In a 2013 lecture at the Canadian Center for Architecture, Stan Allen drew an important distinction between the “computational” and the “digital.”

At Princeton, we’ve been trained very well to refer not to the digital but to computation when we’re talking about the computer in architectural terms… The digital is a kind of state of being. It’s a condition. When you talk about computation, you’re talking about active processes.¹

He observed that, while the building industry has been moving toward the digital for many years as information was generated with computers, we are only now fully engaged in the computational: using the computer to not just create data but to manage, manipulate and create ideas themselves. While both digital and computational tools once seemed novel, no capable firm would now consider abandoning them as the AEC industry moves fully into the Information Age.

In this report, we look at how trends in technology have evolved in the sector to deliver a better built environment. From the earliest days of Computer-Aided Design (CAD) through to Building Information Modeling (BIM), cloud computing and generative design, we take you on a journey through the ages – the Eras of Documentation, Optimization and Connection – and present our vision for the future of the building design industry.

THE ERA OF DOCUMENTATION

Since the emergence of computers in academia in the 1950s, CAD software has had a significant impact on the architecture industry. This grew exponentially in the 1980s, following the introduction of personal computing. In the earliest days of CAD, tools like AutoCAD spurred the “Era of Documentation.”

Although early researchers predicted an exciting future interaction between machines and human designers, the first computer tools to be widely adopted by architectural designers were computerized versions of traditional drafting and rendering tools. Software, data, and plotters replaced plastic and lead sheets of mylar and drawing boards, for example. While they allowed designers to produce technical drawings much faster than with traditional methods, they did not fundamentally change the process of design.

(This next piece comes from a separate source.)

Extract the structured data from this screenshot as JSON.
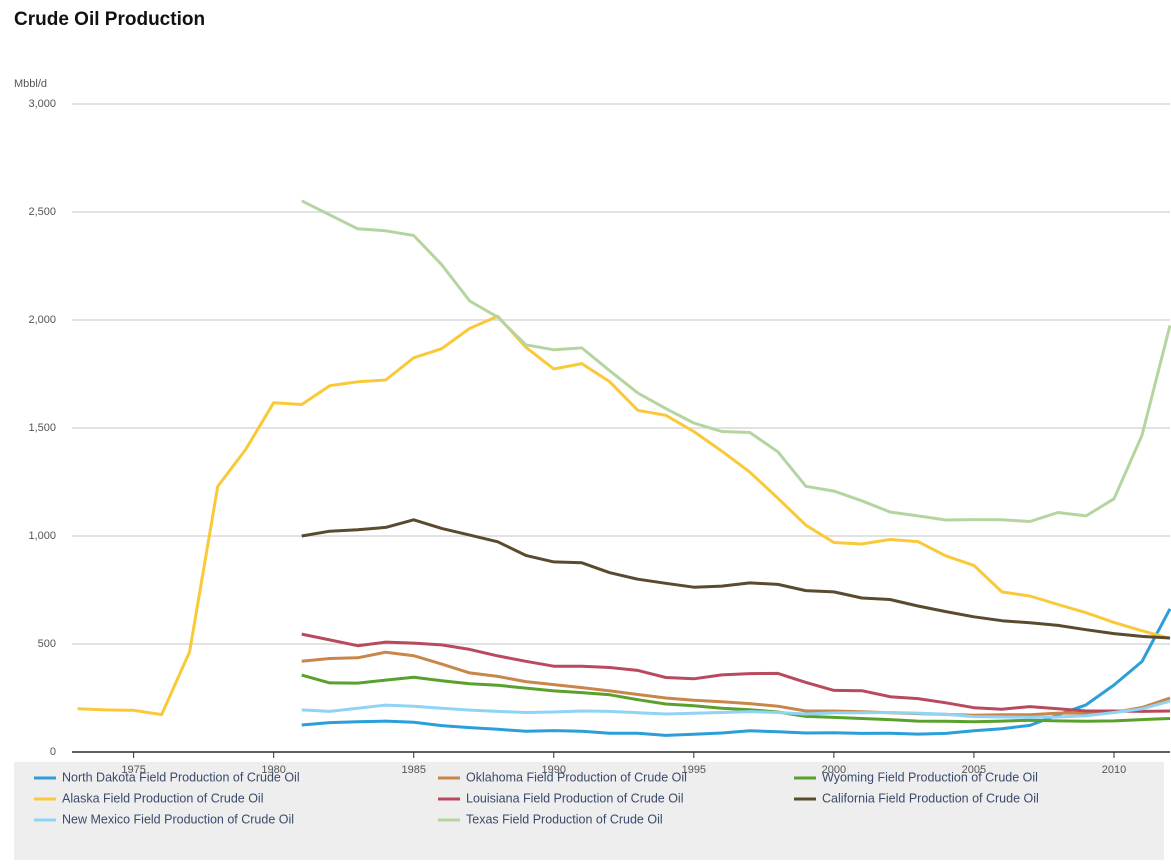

Because of this, the industry started to realize that CAD drawings were not necessarily the best way to share, correct, or store manufacturing files. Instead, engineers and architects looked for ways to combine the models they were creating with technical drawings based on 3D forms; thus marking the transition from CAD to 3D modeling.

Fast forward two decades, and we’ve seen widespread adoption of new technology, BIM, where computation is applied to represent built artifacts as three-dimensional, behaviorally simulative predecessors of their physical counterparts. It provides a critical foundation to help designers, builders, and owners gain a competitive advantage with the ability to access, share, and make use of enormous amounts of information throughout the lifecycle of buildings and infrastructure.

BIM is blurring the lines between digital processing and physical systems, causing the design and build phases of projects to move closer together. That said, the transition from CAD to BIM has been difficult, aided only in part by accelerating the capabilities of machines themselves in storage capabilities, processor power, and graphics resolution. The bigger challenge: BIM represents an inversion of a several-thousand-year-old tradition of building workflows – representation and communication through 2D drawings giving way to databases where the drawings are a result, rather than the purpose itself, of the tools. Those databases, rich in accessible information, make it possible to both represent and analyze a design as it develops, enabling architects and engineers to evaluate and optimize project components like area, structure, or the movement of air. Insights available from a robust digital model are supported by analytical tools that evaluated the design in the process.